After you’ve finished your masterpiece, you can save the 3d model and also export it to use it inside your game! When you save the model, it gets saved into C:\Users\<your_user_name>\Documents\Blocks into a subdirectory with an absurd name.
Exporting is straightforward and works amazingly with Unity (it also remembers the colors… and with Unity this is not guaranteed!). Look how my model was perfectly imported inside the popular game engine…
My final feedback is that Google Blocks is an awesome application for having fun while 3d modeling and to create fast prototypes for VR. For instance if I have something in mind that I want a 3D artist to create, I can simply sketch it with Blocks, then passing this simple 3D model to the artist that can create the refined 3D model using professional apps like Maya or Blender. Or if you plan doing a simple low-poly game, it can really be the way to go to do the graphics and then using them inside Unity.
It’s funny, I’ve modeled for something like half an hour and I thought only 3-4 minutes were passed! It’s also a good way to spend your time and to let your creativity go and create things.
There are two caveats with this app:
- It is really too simple. Sometimes I really felt like some commands were missing, like the possibility to scale along with a single direction or to loop-cut some faces and I got a bit frustrated. This is not Blender, not even Oculus Medium. It’s just a prototyping app. So don’t expect to be able to do everything you have in your mind.

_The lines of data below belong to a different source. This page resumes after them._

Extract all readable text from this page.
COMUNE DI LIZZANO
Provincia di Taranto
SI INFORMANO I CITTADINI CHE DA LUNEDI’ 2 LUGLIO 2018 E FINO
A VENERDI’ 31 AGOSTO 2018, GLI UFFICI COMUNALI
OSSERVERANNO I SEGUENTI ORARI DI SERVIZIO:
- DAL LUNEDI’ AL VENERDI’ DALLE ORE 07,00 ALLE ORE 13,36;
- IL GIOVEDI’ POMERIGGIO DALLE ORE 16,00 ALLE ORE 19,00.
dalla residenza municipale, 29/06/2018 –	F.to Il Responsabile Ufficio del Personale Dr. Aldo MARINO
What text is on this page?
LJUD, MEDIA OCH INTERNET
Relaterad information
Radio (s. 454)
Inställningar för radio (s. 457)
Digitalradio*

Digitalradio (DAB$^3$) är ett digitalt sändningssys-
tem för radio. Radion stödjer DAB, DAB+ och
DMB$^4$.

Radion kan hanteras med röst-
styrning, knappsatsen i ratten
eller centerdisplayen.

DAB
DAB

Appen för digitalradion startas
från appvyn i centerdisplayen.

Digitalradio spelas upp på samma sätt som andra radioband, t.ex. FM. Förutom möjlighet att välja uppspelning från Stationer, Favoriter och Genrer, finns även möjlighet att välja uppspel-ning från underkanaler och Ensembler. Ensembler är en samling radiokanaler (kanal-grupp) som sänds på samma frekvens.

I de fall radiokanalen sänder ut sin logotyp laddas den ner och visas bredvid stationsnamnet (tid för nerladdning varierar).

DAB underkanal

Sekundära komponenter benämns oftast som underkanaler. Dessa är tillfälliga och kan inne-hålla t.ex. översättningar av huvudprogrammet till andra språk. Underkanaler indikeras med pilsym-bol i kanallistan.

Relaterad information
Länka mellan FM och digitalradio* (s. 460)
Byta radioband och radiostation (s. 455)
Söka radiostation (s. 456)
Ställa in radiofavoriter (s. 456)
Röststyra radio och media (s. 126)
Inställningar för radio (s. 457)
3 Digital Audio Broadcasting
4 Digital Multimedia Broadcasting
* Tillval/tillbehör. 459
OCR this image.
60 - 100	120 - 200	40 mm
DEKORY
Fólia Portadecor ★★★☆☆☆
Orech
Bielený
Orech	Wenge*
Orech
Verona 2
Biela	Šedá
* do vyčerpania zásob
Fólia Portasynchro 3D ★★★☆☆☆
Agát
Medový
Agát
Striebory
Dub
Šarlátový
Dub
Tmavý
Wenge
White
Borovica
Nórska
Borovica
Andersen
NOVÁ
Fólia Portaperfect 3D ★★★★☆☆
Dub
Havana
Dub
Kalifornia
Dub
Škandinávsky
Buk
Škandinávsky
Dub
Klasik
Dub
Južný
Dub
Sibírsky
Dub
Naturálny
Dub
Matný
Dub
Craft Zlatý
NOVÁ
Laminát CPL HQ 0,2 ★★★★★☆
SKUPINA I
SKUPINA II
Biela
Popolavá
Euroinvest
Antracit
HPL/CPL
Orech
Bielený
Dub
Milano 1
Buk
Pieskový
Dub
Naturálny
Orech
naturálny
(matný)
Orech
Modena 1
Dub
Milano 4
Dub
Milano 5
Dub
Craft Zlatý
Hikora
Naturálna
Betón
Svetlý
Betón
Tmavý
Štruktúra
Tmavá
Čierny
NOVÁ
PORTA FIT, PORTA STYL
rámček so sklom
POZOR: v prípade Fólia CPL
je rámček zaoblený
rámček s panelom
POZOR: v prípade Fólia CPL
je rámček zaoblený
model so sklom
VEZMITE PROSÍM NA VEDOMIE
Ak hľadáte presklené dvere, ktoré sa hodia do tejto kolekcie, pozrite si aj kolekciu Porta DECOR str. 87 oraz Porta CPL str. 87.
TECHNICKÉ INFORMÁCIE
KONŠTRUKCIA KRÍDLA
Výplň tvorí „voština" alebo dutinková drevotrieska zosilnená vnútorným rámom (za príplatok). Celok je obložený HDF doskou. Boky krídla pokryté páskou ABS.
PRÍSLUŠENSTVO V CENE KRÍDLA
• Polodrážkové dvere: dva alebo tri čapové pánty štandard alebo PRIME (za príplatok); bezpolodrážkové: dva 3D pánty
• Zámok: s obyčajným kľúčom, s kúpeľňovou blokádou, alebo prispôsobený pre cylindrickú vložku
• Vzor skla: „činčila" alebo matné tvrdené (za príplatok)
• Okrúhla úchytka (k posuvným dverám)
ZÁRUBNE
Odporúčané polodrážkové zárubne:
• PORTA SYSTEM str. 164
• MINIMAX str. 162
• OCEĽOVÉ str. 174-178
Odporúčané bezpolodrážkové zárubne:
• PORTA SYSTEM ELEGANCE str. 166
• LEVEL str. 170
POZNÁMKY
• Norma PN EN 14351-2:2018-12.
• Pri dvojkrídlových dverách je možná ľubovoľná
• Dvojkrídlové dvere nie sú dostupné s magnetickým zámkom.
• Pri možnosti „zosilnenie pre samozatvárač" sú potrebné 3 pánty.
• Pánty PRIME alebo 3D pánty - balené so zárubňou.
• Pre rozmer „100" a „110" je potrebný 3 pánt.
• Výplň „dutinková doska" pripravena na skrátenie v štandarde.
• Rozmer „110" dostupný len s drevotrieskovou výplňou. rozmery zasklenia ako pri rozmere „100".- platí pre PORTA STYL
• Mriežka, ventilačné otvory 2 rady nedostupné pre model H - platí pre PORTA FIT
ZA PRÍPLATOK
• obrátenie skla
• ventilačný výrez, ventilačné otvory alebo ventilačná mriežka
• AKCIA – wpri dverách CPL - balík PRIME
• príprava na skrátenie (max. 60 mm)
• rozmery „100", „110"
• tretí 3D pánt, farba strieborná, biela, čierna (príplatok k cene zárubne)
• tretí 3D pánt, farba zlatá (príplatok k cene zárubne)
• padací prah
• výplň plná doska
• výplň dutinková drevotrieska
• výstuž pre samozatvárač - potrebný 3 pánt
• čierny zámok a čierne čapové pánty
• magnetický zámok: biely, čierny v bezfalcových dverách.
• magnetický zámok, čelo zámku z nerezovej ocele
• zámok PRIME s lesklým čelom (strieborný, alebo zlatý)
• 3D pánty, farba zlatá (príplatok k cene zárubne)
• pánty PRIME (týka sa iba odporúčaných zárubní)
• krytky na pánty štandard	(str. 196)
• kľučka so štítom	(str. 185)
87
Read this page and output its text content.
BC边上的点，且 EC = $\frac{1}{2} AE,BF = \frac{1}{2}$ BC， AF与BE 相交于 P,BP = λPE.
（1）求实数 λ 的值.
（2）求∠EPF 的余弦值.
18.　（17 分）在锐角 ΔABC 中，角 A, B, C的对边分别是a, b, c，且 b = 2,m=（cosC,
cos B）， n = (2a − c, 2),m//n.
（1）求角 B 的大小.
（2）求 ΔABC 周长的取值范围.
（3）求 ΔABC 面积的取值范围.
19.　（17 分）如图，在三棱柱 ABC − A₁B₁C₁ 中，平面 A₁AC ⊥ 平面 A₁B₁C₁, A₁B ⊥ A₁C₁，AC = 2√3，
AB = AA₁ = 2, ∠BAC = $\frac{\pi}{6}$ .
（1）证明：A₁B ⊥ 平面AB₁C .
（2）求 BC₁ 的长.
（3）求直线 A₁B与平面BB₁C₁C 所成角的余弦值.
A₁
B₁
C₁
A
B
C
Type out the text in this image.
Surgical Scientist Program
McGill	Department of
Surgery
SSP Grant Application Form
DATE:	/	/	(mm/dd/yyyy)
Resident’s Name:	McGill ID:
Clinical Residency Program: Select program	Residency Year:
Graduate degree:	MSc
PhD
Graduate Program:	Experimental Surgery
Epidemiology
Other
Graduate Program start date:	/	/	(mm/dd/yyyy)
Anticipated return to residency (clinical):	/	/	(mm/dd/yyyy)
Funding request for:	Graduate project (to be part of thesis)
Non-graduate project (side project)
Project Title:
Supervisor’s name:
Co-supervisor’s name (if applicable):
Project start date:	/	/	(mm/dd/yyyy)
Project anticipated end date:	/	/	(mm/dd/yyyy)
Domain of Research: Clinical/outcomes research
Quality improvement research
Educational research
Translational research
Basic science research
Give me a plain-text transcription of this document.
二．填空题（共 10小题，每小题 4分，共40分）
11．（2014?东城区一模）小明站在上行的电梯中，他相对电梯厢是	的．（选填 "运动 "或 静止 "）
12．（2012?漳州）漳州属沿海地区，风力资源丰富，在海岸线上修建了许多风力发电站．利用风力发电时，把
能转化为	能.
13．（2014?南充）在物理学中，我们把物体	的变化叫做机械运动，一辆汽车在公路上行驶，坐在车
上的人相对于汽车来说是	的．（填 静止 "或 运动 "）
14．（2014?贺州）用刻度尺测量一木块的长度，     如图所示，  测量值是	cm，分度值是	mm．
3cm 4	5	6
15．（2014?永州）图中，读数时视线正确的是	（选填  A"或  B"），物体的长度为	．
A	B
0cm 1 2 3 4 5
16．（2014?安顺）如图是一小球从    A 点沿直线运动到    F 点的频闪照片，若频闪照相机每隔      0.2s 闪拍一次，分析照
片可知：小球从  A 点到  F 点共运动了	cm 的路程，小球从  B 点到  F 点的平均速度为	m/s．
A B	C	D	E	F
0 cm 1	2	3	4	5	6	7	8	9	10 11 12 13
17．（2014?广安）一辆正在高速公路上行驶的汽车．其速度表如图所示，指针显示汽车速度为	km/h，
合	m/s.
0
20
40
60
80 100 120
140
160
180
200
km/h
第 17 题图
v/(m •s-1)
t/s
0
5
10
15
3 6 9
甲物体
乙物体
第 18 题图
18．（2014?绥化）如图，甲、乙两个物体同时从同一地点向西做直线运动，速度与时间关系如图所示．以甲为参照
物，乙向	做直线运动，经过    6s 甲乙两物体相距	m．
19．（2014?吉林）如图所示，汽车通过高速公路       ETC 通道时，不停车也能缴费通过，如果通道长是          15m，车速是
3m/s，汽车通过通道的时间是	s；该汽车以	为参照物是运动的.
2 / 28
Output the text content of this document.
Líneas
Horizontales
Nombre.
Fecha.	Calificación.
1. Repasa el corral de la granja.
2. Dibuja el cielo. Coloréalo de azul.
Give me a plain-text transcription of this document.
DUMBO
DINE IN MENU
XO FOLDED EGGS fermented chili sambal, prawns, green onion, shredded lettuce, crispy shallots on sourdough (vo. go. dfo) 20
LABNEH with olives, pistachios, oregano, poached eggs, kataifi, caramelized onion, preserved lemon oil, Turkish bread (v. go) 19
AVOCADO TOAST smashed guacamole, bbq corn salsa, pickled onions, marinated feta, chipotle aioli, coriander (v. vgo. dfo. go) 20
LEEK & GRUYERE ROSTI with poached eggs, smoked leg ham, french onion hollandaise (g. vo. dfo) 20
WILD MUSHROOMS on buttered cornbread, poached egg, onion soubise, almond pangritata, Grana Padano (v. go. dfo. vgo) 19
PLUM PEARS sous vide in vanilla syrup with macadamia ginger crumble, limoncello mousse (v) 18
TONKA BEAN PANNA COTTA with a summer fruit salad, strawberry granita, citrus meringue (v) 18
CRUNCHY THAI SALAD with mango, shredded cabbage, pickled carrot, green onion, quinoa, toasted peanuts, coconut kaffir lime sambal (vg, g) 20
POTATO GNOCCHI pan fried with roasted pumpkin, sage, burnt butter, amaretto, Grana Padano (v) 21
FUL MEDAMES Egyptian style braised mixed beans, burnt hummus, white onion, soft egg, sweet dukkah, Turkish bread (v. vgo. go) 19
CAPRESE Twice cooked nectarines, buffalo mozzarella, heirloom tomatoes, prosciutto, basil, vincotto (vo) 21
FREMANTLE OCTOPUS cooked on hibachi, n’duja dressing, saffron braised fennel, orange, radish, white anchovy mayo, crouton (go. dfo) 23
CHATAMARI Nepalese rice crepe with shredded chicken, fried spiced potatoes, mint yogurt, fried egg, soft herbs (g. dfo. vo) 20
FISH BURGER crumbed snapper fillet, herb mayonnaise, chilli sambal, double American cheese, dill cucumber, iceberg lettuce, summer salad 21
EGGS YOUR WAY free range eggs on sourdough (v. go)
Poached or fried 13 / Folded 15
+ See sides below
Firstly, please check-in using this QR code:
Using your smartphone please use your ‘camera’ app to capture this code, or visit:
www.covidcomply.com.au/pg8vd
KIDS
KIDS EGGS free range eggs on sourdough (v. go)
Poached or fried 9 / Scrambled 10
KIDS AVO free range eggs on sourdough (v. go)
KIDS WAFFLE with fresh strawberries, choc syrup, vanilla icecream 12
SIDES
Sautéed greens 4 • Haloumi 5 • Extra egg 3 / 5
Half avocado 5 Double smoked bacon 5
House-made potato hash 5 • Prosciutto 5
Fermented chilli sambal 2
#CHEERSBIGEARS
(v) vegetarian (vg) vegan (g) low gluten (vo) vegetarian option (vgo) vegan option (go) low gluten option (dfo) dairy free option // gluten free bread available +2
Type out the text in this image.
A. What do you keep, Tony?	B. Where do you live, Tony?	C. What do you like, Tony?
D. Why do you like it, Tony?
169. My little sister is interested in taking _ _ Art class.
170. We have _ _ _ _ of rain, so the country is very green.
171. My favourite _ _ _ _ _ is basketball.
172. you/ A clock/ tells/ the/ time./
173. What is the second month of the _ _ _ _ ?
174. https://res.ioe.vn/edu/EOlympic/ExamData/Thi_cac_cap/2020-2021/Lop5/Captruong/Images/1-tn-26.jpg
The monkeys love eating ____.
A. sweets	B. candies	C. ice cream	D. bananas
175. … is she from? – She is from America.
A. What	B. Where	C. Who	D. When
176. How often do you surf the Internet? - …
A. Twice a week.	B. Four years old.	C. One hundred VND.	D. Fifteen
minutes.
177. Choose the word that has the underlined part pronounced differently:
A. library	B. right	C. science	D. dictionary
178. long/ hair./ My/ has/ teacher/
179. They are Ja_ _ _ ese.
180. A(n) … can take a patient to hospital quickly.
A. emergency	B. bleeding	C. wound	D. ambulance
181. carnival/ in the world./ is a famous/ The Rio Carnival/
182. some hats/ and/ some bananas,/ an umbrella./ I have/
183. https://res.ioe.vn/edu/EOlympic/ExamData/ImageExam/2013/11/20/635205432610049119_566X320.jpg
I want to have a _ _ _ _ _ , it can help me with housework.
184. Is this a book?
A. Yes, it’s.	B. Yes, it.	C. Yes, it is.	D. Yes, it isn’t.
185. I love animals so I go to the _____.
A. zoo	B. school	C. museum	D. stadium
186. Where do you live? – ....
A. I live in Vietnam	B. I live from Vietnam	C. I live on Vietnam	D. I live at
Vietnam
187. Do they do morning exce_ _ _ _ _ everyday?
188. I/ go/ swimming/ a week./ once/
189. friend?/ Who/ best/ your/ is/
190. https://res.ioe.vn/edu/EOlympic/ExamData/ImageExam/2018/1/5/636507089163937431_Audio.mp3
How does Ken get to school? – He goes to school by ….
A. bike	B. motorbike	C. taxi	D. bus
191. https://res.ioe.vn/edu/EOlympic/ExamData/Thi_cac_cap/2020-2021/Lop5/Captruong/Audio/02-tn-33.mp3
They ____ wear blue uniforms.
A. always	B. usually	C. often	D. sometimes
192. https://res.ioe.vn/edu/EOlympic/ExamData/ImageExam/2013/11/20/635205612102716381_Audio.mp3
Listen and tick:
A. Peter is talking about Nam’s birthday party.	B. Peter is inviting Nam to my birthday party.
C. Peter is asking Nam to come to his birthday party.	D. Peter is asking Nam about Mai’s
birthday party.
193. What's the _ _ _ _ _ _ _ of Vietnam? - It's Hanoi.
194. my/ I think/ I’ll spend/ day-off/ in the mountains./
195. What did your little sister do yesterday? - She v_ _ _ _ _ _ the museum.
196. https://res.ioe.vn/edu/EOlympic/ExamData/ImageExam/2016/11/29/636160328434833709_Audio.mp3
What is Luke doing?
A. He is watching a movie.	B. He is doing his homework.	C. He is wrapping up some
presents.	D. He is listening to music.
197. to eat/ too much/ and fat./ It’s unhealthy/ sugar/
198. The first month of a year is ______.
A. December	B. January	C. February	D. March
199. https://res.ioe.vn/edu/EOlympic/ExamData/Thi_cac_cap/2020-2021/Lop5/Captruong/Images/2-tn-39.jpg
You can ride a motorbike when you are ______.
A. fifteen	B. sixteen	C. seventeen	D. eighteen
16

- If you have no artistic talent, well, you can’t create good stuff anyway. I’ve read on too many websites that “now 3d modeling is for everyone”: this is not true. Look at the above images: they’re terrible, since I’ve no artistic talent. This app just enables everyone to make 3D prototypes fast: with Blender to do those above terrible models I would have needed hours of work, with Blocks I’ve done everything in 20 minutes. So… if you’re terrible at drawing, well, keep coding 😀
If you’re very talented, you can make awesome things… look what a redditor has been able to do, for instance:
Apart from this, well, I agree with others: it is awesome. And I think I’ll use it a lot to prototype 3D stuff, to experiment and to brainstorm. So, go to Google Blocks main page and discover how to download it for Oculus Rift and HTC Vive and start modeling today! (…and maybe do a better model for my friend that has graduated!)